One way to resolve this problem would be to have a runtime that creates more threads as needed. This is what was proposed in this blog post, for example.

Adapting the number of worker threads has downsides. It requires knowing the right threshold for creating new threads (which is fundamentally unknowable). The result is that the runtime will sometimes observe that some thread seems to be taking a long time and create new threads just before that thread was about to finish. These new threads generate overhead and lower the overall performance. It also requires work stealing and other techniques that can lead to work running on mulitple cores and having less locality. Systems tuned for maximal performance tend to prefer a single thread per core for this reason.

If some runtimes are adaptive, that may also lead to people writing libraries which block without caring. These libraries would then be a performance or deadlock hazard when used on a runtime that is not adaptive.

Is there any way to have kept aggregate as a synchronous function?

Yes, Barbara could have written something like this:

fn aggregate(urls: &[Url]) -> Vec<Data> {
    let handle = Handle::current();

    urls.iter()
        .map(|url| handle.block_on(do_web_request(url)))
        .collect()
}

#[tokio::main]
async fn main() {
    let data = task::spawn_blocking(move || aggregate(&[Url, Url]))
        .await
        .unwrap();
    println!("done");
}

This aggregate function can only safely be invoked from inside a tokio spawn_blocking call, however, since Handle::current will only work in that context. She could also have used the original futures variant of block_on, in that case, and things would also work.

Why didn't Barbara just use the sync API for reqwest?

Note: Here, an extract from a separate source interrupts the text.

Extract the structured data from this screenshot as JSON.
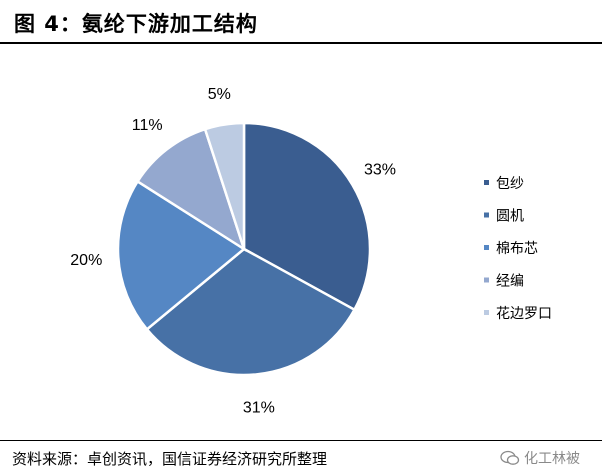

reqwest does offer a synchronous API, but it's not enabled by default, you have to use an optional feature. Further, not all crates offer synchronous APIs. Finally, Barbara has had some vague poor experience when using synchronous APIs, such as panics, and so she's learned the heuristic of "use the async API unless you're doing something really, really simple".

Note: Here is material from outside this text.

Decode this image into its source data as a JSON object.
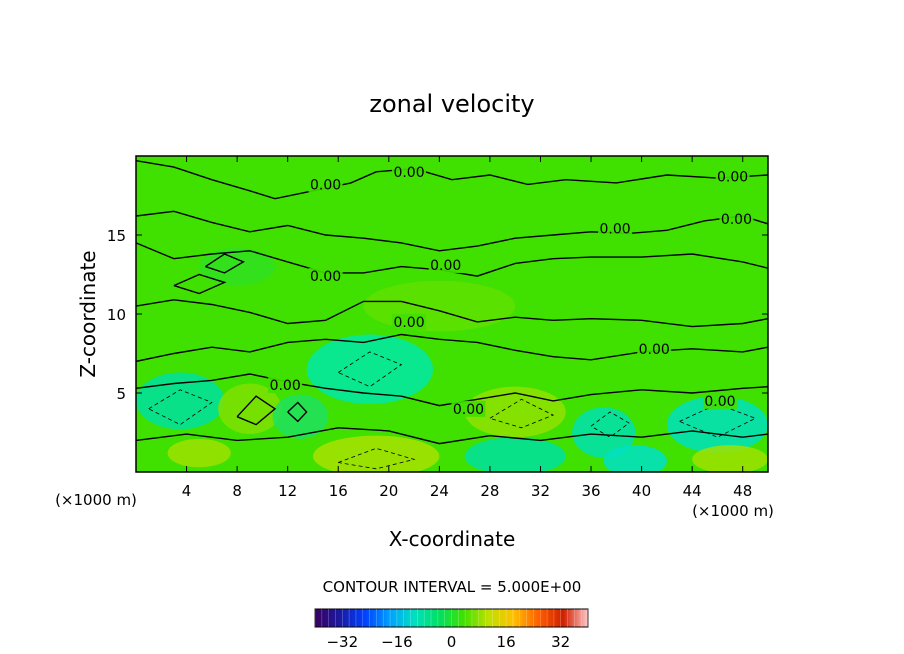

Regardless, the synchronous reqwest API is actually itself implemented using block_on: so Barbara would have ultimately hit the same issues. Further, not all crates offer synchronous APIs -- some offer only async APIs. In fact, these same issues are probably the sources of those panics that Barbara encountered in the past.

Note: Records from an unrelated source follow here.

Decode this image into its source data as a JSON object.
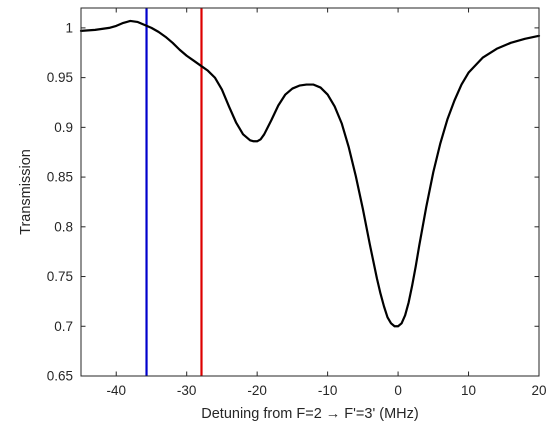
{
  "chart_data": {
    "type": "line",
    "title": "",
    "xlabel": "Detuning from F=2 → F'=3' (MHz)",
    "ylabel": "Transmission",
    "xlim": [
      -45,
      20
    ],
    "ylim": [
      0.65,
      1.02
    ],
    "grid": false,
    "legend": "none",
    "x_ticks": [
      -40,
      -30,
      -20,
      -10,
      0,
      10,
      20
    ],
    "x_tick_labels": [
      "-40",
      "-30",
      "-20",
      "-10",
      "0",
      "10",
      "20"
    ],
    "y_ticks": [
      0.65,
      0.7,
      0.75,
      0.8,
      0.85,
      0.9,
      0.95,
      1.0
    ],
    "y_tick_labels": [
      "0.65",
      "0.7",
      "0.75",
      "0.8",
      "0.85",
      "0.9",
      "0.95",
      "1"
    ],
    "series": [
      {
        "color": "#000000",
        "x": [
          -45,
          -43,
          -41,
          -40,
          -39,
          -38,
          -37,
          -36,
          -35,
          -34,
          -33,
          -32,
          -31,
          -30,
          -29,
          -28,
          -27,
          -26,
          -25,
          -24,
          -23,
          -22,
          -21,
          -20.5,
          -20,
          -19.5,
          -19,
          -18,
          -17,
          -16,
          -15,
          -14,
          -13,
          -12,
          -11,
          -10,
          -9,
          -8,
          -7,
          -6,
          -5,
          -4,
          -3,
          -2.5,
          -2,
          -1.5,
          -1,
          -0.5,
          0,
          0.5,
          1,
          1.5,
          2,
          2.5,
          3,
          4,
          5,
          6,
          7,
          8,
          9,
          10,
          12,
          14,
          16,
          18,
          20
        ],
        "y": [
          0.997,
          0.998,
          1.0,
          1.002,
          1.005,
          1.007,
          1.006,
          1.003,
          1.0,
          0.996,
          0.991,
          0.985,
          0.978,
          0.972,
          0.967,
          0.962,
          0.957,
          0.95,
          0.938,
          0.921,
          0.905,
          0.893,
          0.887,
          0.886,
          0.886,
          0.888,
          0.893,
          0.907,
          0.922,
          0.933,
          0.939,
          0.942,
          0.943,
          0.943,
          0.94,
          0.933,
          0.921,
          0.904,
          0.88,
          0.851,
          0.818,
          0.782,
          0.748,
          0.733,
          0.72,
          0.709,
          0.703,
          0.7,
          0.7,
          0.703,
          0.711,
          0.724,
          0.741,
          0.76,
          0.781,
          0.82,
          0.855,
          0.884,
          0.908,
          0.927,
          0.943,
          0.955,
          0.97,
          0.979,
          0.985,
          0.989,
          0.992
        ]
      }
    ],
    "vertical_lines": [
      {
        "x": -35.7,
        "color": "#0000cc"
      },
      {
        "x": -27.9,
        "color": "#dd0000"
      }
    ]
  }
}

In general, though, embedded sync within async or vice versa works "ok", once you know the right tricks. Where things become challenging is when you have a "sandwich", with async-sync-async.

Do people mix spawn_blocking and spawn successfully in real code?

Yes! Here is some code from perf.rust-lang.org doing exactly that. The catch is that it winds up giving you a future in the end, which didn't work for Barbara because her code is embedded within an iterator (and hence she can't make things async "all the way down").

What are other ways people could experience similar problems mixing sync and async?

  • Using std::Mutex in async code.
  • Calling the blocking version of an asynchronous API.
    • For example, reqwest::blocking, the synchronous zbus and rumqtt APIs.
    • These are commonly implemented by using some variant of block_on internally.
    • Therefore they can lead to panics or deadlocks depending on what async runtime they are built from and used with.

Why wouldn't Barbara just make everything async from the start?

There are times when converting synchronous code to async is difficult or even impossible. Here are some of the reasons:

  • Asynchronous functions cannot appear in trait impls.
  • Asynchronous functions cannot be called from APIs that take closures for callbacks, like Iterator::map in this example.
  • Sometimes the synchronous functions come from other crates and are not fully under their control.
  • It's just a lot of work!

How many variants of block_on are there?

  • the futures crate offers a runtime-independent block-on (which can lead to deadlocks, as in this story)
  • the tokio crate offers a block_on method (which will panic if used inside of another tokio runtime, as in this story)
  • the pollster crate exists just to offer block_on
  • the futures-lite crate offers a block_on
  • the aysnc-std crate offers block_on
  • the async-io crate offers block_on
  • ...there are probably more, but I think you get the point.